The Davenport Democrat timely observes that “the season has now come when the insinuating agent and patentrights man visits small towns and country villages, seeking to trap the unwary by tricks that have become so common that they ought no longer to find a victim. The swindling is almost invariably done by—on some pretext—inducing the farmer or country merchant to put his name on paper. One of the most successful, and the easiest, ways to obtain the customer’s signature is what purports to be a receipt. It is, in fact, a receipt printed, and containing a multitiplicity of words. It is on a slip of paper seven or eight inches long. The place of the signature is naturally in the right-hand corner. The customer has bought something of the smooth-spoken agent, and, honestly enough, is perfectly willing to sign a receipt.
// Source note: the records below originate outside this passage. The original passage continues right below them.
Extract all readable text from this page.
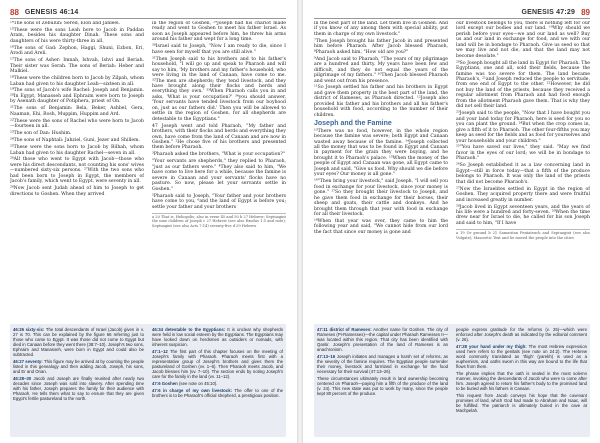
88 GENESIS 46:14

¹⁴The sons of Zebulun: Sered, Elon and Jahleel.

¹⁵These were the sons Leah bore to Jacob in Paddan Aram, besides his daughter Dinah. These sons and daughters of his were thirty-three in all.

¹⁶The sons of Gad: Zephon, Haggi, Shuni, Ezbon, Eri, Arodi and Areli.

¹⁷The sons of Asher: Imnah, Ishvah, Ishvi and Beriah. Their sister was Serah. The sons of Beriah: Heber and Malkiel.

¹⁸These were the children born to Jacob by Zilpah, whom Laban had given to his daughter Leah—sixteen in all.

¹⁹The sons of Jacob's wife Rachel: Joseph and Benjamin. ²⁰In Egypt, Manasseh and Ephraim were born to Joseph by Asenath daughter of Potiphera, priest of On.

²¹The sons of Benjamin: Bela, Beker, Ashbel, Gera, Naaman, Ehi, Rosh, Muppim, Huppim and Ard.

²²These were the sons of Rachel who were born to Jacob—fourteen in all.

²³The son of Dan: Hushim.

²⁴The sons of Naphtali: Jahziel, Guni, Jezer and Shillem.

²⁵These were the sons born to Jacob by Bilhah, whom Laban had given to his daughter Rachel—seven in all.

²⁶All those who went to Egypt with Jacob—those who were his direct descendants, not counting his sons' wives—numbered sixty-six persons. ²⁷With the two sons who had been born to Joseph in Egypt, the members of Jacob's family, which went to Egypt, were seventy in all.

²⁸Now Jacob sent Judah ahead of him to Joseph to get directions to Goshen. When they arrived

in the region of Goshen, ²⁹Joseph had his chariot made ready and went to Goshen to meet his father Israel. As soon as Joseph appeared before him, he threw his arms around his father and wept for a long time.

³⁰Israel said to Joseph, "Now I am ready to die, since I have seen for myself that you are still alive."

³¹Then Joseph said to his brothers and to his father's household, "I will go up and speak to Pharaoh and will say to him, 'My brothers and my father's household, who were living in the land of Canaan, have come to me. ³²The men are shepherds; they tend livestock, and they have brought along their flocks and herds and everything they own.' ³³When Pharaoh calls you in and asks, 'What is your occupation?' ³⁴you should answer, 'Your servants have tended livestock from our boyhood on, just as our fathers did.' Then you will be allowed to settle in the region of Goshen, for all shepherds are detestable to the Egyptians."

47 Joseph went and told Pharaoh, "My father and brothers, with their flocks and herds and everything they own, have come from the land of Canaan and are now in Goshen." ²He chose five of his brothers and presented them before Pharaoh.

³Pharaoh asked the brothers, "What is your occupation?"

"Your servants are shepherds," they replied to Pharaoh, "just as our fathers were." ⁴They also said to him, "We have come to live here for a while, because the famine is severe in Canaan and your servants' flocks have no pasture. So now, please let your servants settle in Goshen."

⁵Pharaoh said to Joseph, "Your father and your brothers have come to you, ⁶and the land of Egypt is before you; settle your father and your brothers

a 20 That is, Heliopolis; also in verse 45 and 50 b 27 Hebrew; Septuagint the nine children of Joseph c 27 Hebrew (see also Exodus 1:5 and note); Septuagint (see also Acts 7:14) seventy-five d 29 Hebrew

46:26 sixty-six: The total descendants of Israel (Jacob) given in v. 27 is 70. This can be explained by the figure 66 referring just to those who came to Egypt. It was those did not come to Egypt but died in Canaan before they went there (38:7–10). Joseph's two sons, Ephraim and Manasseh, were born in Egypt and could also be subtracted.

46:27 seventy: This figure may be arrived at by counting the people listed in this genealogy and then adding Jacob, Joseph, his sons, and Er and Onan.

46:28–30 Jacob and Joseph are finally reunited after nearly two decades since Joseph was sold into slavery. After spending time with his father, Joseph prepares the family for their audience with Pharaoh. He tells them what to say to ensure that they are given Egypt's fertile pastureland to the north.

46:34 detestable to the Egyptians: It is unclear why shepherds were held in low social esteem by the Egyptians. The Egyptians may have looked down on herdsmen as outsiders or nomads, with inherent suspicion.

47:1–12 The first part of this chapter focuses on the meeting of Joseph's family with Pharaoh. Pharaoh meets first with a representative group of Joseph's brothers and gives them the pastureland of Goshen (vv. 1–6). Then Pharaoh meets Jacob, and Jacob blesses him (vv. 7–10). The section ends by noting Joseph's care for the family in the land (vv. 11–12).

47:6 Goshen (see note on 45:10).

47:6 in charge of my own livestock: The offer to one of the brothers is to be Pharaoh's official shepherd, a prestigious position.

GENESIS 47:29 89

in the best part of the land. Let them live in Goshen. And if you know of any among them with special ability, put them in charge of my own livestock."

⁷Then Joseph brought his father Jacob in and presented him before Pharaoh. After Jacob blessed Pharaoh, ⁸Pharaoh asked him, "How old are you?"

⁹And Jacob said to Pharaoh, "The years of my pilgrimage are a hundred and thirty. My years have been few and difficult, and they do not equal the years of the pilgrimage of my fathers." ¹⁰Then Jacob blessed Pharaoh and went out from his presence.

¹¹So Joseph settled his father and his brothers in Egypt and gave them property in the best part of the land, the district of Rameses, as Pharaoh directed. ¹²Joseph also provided his father and his brothers and all his father's household with food, according to the number of their children.

Joseph and the Famine

¹³There was no food, however, in the whole region because the famine was severe; both Egypt and Canaan wasted away because of the famine. ¹⁴Joseph collected all the money that was to be found in Egypt and Canaan in payment for the grain they were buying, and he brought it to Pharaoh's palace. ¹⁵When the money of the people of Egypt and Canaan was gone, all Egypt came to Joseph and said, "Give us food. Why should we die before your eyes? Our money is all gone."

¹⁶"Then bring your livestock," said Joseph. "I will sell you food in exchange for your livestock, since your money is gone." ¹⁷So they brought their livestock to Joseph, and he gave them food in exchange for their horses, their sheep and goats, their cattle and donkeys. And he brought them through that year with food in exchange for all their livestock.

¹⁸When that year was over, they came to him the following year and said, "We cannot hide from our lord the fact that since our money is gone and

our livestock belongs to you, there is nothing left for our lord except our bodies and our land. ¹⁹Why should we perish before your eyes—we and our land as well? Buy us and our land in exchange for food, and we with our land will be in bondage to Pharaoh. Give us seed so that we may live and not die, and that the land may not become desolate."

²⁰So Joseph bought all the land in Egypt for Pharaoh. The Egyptians, one and all, sold their fields, because the famine was too severe for them. The land became Pharaoh's, ²¹and Joseph reduced the people to servitude, from one end of Egypt to the other. ²²However, he did not buy the land of the priests, because they received a regular allotment from Pharaoh and had food enough from the allotment Pharaoh gave them. That is why they did not sell their land.

²³Joseph said to the people, "Now that I have bought you and your land today for Pharaoh, here is seed for you so you can plant the ground. ²⁴But when the crop comes in, give a fifth of it to Pharaoh. The other four-fifths you may keep as seed for the fields and as food for yourselves and your households and your children."

²⁵"You have saved our lives," they said. "May we find favor in the eyes of our lord; we will be in bondage to Pharaoh."

²⁶So Joseph established it as a law concerning land in Egypt—still in force today—that a fifth of the produce belongs to Pharaoh. It was only the land of the priests that did not become Pharaoh's.

²⁷Now the Israelites settled in Egypt in the region of Goshen. They acquired property there and were fruitful and increased greatly in number.

²⁸Jacob lived in Egypt seventeen years, and the years of his life were a hundred and forty-seven. ²⁹When the time drew near for Israel to die, he called for his son Joseph and said to him, "If I have

a 19 Or ground b 21 Samaritan Pentateuch and Septuagint (see also Vulgate); Masoretic Text and he moved the people into the cities

47:11 district of Rameses: Another name for Goshen. The city of Rameses (Pi-Ramesses)—the capital under Pharaoh Ramesses II—was located within this region. That city has been identified with Qantir. Joseph's presentation of the land of Rameses is an anachronism.

47:13–16 Joseph initiates and manages a harsh set of reforms, as the severity of the famine requires. The Egyptian people surrender their money, livestock and farmland in exchange for the food necessary for their survival (47:13–26).

These circumstances ultimately result in land ownership becoming centered on Pharaoh—paying him a fifth of the produce of the land (v. 24). This new state was put to work by many, since the people kept 80 percent of the produce.

people express gratitude for the reforms (v. 25)—which were enforced after Joseph's death as indicated by the editorial comment (v. 26).

47:28 your hand under my thigh: The most Hebrew expression used here refers to the genitals (see note on 24:2). The Hebrew word commonly translated as 'thigh' (yarekh) is used as a euphemism, and oaths sworn in this way are bound to the life that flows from them.

The phrase implies that the oath is sealed in the most solemn manner, invoking the descendants of Jacob who were to come after him. Joseph agreed to return his father's body to the promised land to be buried with his fathers in Canaan.

This request from Jacob conveys his hope that the covenant promises of land, which God had made to Abraham and Isaac, will be fulfilled. The patriarch is ultimately buried in the cave at Machpelah.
Let that paper be cut in two, up and down the center, and the right-hand half will be an unobjectionable thirty or sixty-day promissory note. The signature is well known in the neighborhood; it is sold or traded long before maturity to some bona fide and innocent purchaser, and the unsophisticated maker has no legal defense. Or, possibly, a fence-wire agent comes along with a sample coil of wire. The customer wants a few rods of wire fence, and signs an agreement to pay on delivery 4 cents per foot for five coils of wire. When delivered, it appears that the coils each contain a quarter of a mile of wire. By the same trick the festive lightning-agent sells the victim enough of lightning-rod to thatch the roof of the house with, when only thirty feet were, needed. The safe way is not to transact business with an itinerant agent unless he can get along without your signature to a written or printed instrument.